WEB EXCLUSIVE: DARPA Developing Interpreting Device That Goes Beyond Words

5/14/2021
By Mandy Mayfield

Photo: iStock

The Defense Advanced Research Projects Agency wants industry’s help developing a new AI-enabled language processing technology that will help warfighters engage in cross-cultural dialogue, the agency’s director said May 13.

Currently, AI-enabled translators are incapable of interpreting insights beyond basic translation, according to the agency. The Computational Cultural Understanding program, or CCU, is seeking to address this capability gap by creating a language understanding service with the ability to more accurately analyze cross-cultural communication.

“The technology focus of [the program] is natural language processing,” said Stefanie Tompkins, Director of DARPA. “Not just to read language, but to understand and interpret cultural cues.”

The goal of CCU is to develop processing technologies that can recognize, adapt to, and recommend how to operate within the emotional, social, and cultural norms that can differ across societies, languages, and communities, according to DARPA.

“This program seeks to be able to much more quickly automate the reading and interpreting of those [cultural] cues and providing that to military users so that when they're speaking cross-culture, it's not just the words that are being translated, but a lot of those cultural and complex nuances,” she said at the McAleese and Associates annual defense programs conference.

The effort is divided into two primary research areas. The first is focused on research and development to address a specific set of challenges currently limiting automated human language technologies, which include recognition of sociocultural norms, emotion recognition and detection of changes in emotions.

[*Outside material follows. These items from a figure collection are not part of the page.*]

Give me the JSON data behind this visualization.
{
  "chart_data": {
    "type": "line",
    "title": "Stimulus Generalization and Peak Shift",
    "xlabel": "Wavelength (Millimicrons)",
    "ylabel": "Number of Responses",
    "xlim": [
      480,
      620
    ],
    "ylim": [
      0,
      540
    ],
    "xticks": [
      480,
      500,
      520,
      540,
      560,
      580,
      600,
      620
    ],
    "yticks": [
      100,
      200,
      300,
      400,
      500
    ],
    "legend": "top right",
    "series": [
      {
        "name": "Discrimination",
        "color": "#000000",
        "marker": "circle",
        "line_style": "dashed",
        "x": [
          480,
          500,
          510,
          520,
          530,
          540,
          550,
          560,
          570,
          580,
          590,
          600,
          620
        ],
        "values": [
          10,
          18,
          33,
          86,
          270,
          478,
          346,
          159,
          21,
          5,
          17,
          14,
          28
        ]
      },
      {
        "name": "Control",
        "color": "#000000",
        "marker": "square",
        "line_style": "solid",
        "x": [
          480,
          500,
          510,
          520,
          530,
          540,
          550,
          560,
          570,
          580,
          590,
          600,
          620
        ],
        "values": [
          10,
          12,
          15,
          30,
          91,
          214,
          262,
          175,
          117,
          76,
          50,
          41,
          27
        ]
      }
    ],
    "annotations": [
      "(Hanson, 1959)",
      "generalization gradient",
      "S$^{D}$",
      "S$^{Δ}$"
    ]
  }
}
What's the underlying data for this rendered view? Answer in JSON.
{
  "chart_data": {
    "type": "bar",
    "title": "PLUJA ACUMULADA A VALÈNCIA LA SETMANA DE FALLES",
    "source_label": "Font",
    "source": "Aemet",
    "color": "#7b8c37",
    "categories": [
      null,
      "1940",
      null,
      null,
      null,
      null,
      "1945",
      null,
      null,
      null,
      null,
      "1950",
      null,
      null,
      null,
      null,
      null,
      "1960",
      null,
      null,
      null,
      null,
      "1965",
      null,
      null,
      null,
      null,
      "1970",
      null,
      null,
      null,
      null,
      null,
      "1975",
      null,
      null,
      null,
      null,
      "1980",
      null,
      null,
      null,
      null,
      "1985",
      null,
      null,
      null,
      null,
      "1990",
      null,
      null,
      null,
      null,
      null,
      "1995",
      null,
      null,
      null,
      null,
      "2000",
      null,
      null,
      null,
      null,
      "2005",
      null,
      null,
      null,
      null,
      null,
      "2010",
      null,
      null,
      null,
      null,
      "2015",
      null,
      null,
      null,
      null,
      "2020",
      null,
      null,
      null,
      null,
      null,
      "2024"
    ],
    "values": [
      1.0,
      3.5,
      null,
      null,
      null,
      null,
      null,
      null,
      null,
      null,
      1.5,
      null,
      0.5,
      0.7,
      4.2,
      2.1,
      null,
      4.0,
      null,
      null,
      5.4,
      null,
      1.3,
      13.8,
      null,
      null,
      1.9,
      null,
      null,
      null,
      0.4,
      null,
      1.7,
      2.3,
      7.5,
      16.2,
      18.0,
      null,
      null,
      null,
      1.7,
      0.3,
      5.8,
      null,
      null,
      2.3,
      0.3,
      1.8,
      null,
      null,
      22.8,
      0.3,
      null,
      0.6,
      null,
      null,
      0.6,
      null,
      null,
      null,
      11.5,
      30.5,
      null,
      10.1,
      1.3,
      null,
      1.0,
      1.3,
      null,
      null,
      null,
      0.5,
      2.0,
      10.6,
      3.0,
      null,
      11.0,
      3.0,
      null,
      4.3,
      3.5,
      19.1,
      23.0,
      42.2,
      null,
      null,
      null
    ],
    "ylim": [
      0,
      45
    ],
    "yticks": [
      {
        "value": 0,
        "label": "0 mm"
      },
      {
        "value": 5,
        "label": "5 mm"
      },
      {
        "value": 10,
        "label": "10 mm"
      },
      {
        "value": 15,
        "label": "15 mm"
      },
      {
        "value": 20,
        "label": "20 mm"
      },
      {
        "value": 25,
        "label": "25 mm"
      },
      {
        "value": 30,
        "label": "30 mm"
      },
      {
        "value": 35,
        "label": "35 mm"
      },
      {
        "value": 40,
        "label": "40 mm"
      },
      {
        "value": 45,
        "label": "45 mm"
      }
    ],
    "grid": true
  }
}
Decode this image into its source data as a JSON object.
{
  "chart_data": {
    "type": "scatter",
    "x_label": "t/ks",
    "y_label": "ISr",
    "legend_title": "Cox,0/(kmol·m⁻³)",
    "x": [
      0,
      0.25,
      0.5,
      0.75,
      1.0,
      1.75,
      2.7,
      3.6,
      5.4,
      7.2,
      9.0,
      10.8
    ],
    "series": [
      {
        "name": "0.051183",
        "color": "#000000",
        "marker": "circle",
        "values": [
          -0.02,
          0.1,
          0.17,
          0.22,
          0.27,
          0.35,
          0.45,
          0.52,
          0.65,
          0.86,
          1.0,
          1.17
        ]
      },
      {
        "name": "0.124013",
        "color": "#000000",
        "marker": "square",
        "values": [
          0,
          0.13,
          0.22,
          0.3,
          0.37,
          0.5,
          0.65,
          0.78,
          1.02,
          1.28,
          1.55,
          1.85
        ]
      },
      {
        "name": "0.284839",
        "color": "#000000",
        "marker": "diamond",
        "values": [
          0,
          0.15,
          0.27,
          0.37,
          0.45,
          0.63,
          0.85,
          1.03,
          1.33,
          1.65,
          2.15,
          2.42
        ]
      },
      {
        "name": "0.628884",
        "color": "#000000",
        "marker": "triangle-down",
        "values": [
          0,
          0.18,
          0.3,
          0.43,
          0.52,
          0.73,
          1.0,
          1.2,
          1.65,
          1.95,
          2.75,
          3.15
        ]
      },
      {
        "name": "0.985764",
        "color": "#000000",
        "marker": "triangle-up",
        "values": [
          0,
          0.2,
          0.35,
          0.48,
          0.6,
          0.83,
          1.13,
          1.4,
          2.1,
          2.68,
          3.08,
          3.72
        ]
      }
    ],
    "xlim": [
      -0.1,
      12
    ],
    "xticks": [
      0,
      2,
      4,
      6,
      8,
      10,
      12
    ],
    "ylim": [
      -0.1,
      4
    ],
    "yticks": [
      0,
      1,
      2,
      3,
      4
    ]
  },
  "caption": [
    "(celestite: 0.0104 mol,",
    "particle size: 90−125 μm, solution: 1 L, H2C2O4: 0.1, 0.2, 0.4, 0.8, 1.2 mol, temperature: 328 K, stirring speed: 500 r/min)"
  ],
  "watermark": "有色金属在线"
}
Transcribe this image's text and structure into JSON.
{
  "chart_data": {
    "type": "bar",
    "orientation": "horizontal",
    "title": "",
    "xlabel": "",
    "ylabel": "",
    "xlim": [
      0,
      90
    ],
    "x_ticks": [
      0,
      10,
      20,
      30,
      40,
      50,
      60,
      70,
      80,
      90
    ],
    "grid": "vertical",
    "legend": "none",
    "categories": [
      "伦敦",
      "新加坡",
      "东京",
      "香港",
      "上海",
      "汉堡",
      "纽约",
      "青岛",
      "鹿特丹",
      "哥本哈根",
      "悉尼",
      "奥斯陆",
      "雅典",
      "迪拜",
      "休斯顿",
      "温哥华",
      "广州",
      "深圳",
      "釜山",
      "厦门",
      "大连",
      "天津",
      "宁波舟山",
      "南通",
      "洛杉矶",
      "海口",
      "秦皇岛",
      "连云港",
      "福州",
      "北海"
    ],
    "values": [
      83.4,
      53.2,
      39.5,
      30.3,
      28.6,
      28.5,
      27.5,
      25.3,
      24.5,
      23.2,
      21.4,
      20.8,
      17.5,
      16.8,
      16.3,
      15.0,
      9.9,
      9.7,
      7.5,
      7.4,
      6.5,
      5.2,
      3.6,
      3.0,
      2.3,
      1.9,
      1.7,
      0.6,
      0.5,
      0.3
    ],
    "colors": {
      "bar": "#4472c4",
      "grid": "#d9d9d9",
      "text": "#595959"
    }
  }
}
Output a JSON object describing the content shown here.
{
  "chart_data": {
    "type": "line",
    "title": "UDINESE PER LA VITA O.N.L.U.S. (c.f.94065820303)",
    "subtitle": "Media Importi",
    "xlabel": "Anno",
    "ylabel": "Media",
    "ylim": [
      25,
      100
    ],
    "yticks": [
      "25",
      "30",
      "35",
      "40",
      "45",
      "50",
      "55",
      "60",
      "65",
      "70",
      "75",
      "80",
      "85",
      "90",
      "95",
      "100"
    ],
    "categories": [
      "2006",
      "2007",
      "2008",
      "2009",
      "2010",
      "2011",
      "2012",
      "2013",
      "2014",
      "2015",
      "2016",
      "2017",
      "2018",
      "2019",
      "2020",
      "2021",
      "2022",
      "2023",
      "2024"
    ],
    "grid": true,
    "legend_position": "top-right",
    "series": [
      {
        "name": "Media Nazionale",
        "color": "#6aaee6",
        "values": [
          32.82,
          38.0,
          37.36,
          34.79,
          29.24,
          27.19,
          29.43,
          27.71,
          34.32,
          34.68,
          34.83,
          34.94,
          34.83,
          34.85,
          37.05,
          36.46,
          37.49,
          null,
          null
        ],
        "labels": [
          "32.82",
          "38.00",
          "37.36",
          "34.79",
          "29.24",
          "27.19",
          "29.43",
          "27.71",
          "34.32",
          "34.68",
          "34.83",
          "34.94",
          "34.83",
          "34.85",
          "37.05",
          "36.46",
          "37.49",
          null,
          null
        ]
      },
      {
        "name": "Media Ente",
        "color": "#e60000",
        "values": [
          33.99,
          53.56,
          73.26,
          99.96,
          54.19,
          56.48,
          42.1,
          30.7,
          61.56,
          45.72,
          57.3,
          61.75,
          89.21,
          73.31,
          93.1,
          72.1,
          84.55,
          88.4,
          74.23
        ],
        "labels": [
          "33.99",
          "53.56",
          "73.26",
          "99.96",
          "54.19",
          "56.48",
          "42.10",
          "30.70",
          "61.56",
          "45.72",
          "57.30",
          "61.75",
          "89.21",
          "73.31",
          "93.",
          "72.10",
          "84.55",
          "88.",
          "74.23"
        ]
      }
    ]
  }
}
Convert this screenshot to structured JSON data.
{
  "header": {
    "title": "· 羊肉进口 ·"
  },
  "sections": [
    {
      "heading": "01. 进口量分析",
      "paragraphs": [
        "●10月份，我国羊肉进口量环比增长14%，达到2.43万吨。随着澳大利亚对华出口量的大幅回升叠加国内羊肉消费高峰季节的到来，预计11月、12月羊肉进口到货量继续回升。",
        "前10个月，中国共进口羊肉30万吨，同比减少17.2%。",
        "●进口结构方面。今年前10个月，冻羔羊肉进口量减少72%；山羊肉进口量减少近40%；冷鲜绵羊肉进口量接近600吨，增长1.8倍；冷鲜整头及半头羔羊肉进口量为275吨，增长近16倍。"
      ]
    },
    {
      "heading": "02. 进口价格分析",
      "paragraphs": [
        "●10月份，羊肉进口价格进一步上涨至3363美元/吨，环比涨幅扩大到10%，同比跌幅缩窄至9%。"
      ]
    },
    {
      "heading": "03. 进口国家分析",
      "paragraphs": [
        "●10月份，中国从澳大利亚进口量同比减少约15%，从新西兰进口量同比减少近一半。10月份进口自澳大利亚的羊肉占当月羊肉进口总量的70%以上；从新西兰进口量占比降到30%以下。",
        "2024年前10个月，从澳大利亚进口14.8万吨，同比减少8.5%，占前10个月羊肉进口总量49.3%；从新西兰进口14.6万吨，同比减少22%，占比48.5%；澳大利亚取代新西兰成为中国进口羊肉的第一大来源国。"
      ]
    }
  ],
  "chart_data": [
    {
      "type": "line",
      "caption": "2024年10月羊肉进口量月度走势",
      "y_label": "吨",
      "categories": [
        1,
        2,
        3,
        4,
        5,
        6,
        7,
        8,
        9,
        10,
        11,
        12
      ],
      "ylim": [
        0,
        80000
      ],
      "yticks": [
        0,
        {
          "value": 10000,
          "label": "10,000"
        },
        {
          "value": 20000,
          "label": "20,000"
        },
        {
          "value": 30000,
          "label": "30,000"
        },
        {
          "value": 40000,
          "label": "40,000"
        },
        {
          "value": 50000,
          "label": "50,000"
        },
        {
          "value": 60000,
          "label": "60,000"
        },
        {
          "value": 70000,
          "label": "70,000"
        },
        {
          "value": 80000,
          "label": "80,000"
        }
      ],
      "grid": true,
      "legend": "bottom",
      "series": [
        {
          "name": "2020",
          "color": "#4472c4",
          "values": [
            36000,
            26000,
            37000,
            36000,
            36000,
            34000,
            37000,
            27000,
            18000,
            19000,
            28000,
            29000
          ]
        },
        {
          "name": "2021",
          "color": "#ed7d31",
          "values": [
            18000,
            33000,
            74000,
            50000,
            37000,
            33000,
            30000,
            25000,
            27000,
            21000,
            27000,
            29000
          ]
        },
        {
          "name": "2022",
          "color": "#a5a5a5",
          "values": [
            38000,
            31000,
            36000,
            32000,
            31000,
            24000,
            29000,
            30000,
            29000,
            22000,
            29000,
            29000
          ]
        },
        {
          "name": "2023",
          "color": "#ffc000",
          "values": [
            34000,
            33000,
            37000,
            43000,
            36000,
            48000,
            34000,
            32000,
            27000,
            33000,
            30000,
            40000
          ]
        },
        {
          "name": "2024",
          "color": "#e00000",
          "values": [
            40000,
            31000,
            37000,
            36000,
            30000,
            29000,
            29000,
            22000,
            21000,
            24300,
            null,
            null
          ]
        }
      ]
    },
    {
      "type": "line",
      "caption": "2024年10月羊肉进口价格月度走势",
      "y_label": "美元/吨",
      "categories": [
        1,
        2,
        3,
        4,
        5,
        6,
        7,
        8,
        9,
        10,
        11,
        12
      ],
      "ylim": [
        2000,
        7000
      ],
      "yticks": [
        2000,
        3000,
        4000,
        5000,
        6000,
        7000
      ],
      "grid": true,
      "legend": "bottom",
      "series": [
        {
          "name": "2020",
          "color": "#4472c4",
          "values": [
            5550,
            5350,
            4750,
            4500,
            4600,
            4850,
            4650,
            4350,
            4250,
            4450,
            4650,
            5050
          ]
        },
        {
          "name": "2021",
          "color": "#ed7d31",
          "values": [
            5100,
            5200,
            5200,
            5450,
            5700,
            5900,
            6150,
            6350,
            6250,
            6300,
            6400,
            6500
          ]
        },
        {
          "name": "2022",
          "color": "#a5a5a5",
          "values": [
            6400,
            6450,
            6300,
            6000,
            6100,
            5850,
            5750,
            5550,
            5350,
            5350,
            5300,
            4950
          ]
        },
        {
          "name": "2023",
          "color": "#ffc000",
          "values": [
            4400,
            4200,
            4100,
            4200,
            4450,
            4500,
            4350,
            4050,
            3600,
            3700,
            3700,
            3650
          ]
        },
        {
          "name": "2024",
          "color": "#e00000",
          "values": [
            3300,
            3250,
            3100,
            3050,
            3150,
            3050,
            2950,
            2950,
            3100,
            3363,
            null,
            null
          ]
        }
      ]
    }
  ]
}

The second research area in CCU will focus on include the development of a dialogue assistance service that can automate the detection of sociocultural context and detect misunderstandings, according to the agency.

DARPA has a Broad Agency Announcement out for the program that closes on June 16.

"We hope that maybe we'll have a conversation like this four or five years from now, where we will be able to report on some of the exciting results that come out of," the program Tompkins said.